After the job finished the exit status (in case the job fully ran) is printed, otherwise the signal which terminated the job is displayed. Finally a loop through all values of the resource map prints out the resource and the specific usage of this resource (like the resident segment size etc.).

package main
 
import (
  "drmaa"
  "fmt"
  "os"
)
 
func main() {
  session, err := drmaa.MakeSession()
  if err != nil {
    fmt.Println(err)
    return
  }
  defer session.Exit()
 
  jt, err := session.AllocateJobTemplate()
  if err != nil {
    fmt.Println(err)
    return
  }
 
  // stderr output of job is written to stdout output file
  jt.SetJoinFiles(true)
  // set jobs name for accounting and qstat
  jt.SetJobName("testJob")
  // set Grid Engine spefic submission parameters
  jt.SetNativeSpecification("-b n -pe mytestpe 4")
  wd, _ := os.Getwd()
  // set shell script to submit (requires "-b n" <- binary no)
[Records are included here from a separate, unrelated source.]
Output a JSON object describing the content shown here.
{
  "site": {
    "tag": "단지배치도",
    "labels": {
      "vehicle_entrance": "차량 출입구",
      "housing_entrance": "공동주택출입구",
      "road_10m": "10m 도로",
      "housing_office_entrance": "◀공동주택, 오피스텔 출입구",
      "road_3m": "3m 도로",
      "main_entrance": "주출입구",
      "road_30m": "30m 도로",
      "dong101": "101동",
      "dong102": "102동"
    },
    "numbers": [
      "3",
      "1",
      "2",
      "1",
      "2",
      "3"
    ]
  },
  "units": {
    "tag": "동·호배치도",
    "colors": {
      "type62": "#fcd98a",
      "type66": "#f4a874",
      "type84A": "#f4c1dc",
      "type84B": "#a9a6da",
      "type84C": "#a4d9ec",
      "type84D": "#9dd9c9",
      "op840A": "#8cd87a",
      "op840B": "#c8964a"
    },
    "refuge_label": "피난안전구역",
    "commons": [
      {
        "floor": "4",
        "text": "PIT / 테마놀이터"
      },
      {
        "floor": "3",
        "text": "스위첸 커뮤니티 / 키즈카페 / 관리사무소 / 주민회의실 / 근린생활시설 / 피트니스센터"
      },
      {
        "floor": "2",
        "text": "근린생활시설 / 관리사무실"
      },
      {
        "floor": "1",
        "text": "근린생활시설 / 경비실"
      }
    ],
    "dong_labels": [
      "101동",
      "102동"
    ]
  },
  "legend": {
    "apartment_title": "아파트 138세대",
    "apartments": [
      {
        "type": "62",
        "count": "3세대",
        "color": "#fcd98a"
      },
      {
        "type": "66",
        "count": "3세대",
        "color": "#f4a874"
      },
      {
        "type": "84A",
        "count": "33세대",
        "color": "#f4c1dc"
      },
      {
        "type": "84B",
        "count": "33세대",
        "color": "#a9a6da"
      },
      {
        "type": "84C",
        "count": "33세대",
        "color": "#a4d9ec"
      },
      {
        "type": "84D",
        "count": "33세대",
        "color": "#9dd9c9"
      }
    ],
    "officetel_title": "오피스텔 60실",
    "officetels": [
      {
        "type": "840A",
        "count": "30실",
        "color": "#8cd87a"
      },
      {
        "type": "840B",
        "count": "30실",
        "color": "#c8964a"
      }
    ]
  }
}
  jt.SetRemoteCommand(wd + "/testjob.sh")
 
  // submit job
  id, err := session.RunJob(&amp;jt)
  if err != nil {
    fmt.Println("Error during job submission: ", err)
  }
 
  // wait until job finishs and get job information
  if ji, err := session.Wait(id, drmaa.TimeoutWaitForever); err == nil {
    if ji.HasExited() {
      fmt.Println("Job exited with exit status: ", ji.ExitStatus())
    }
    if ji.HasSignaled() {
      fmt.Println("Job was termintated through signal ", ji.TerminationSignal())
    }
    // report job usage
    fmt.Println("Job used following resources:")
    for resource, usage := range ji.ResourceUsage() {
      fmt.Println("Resource ", resource, " usage: ", usage)
    }
  }
}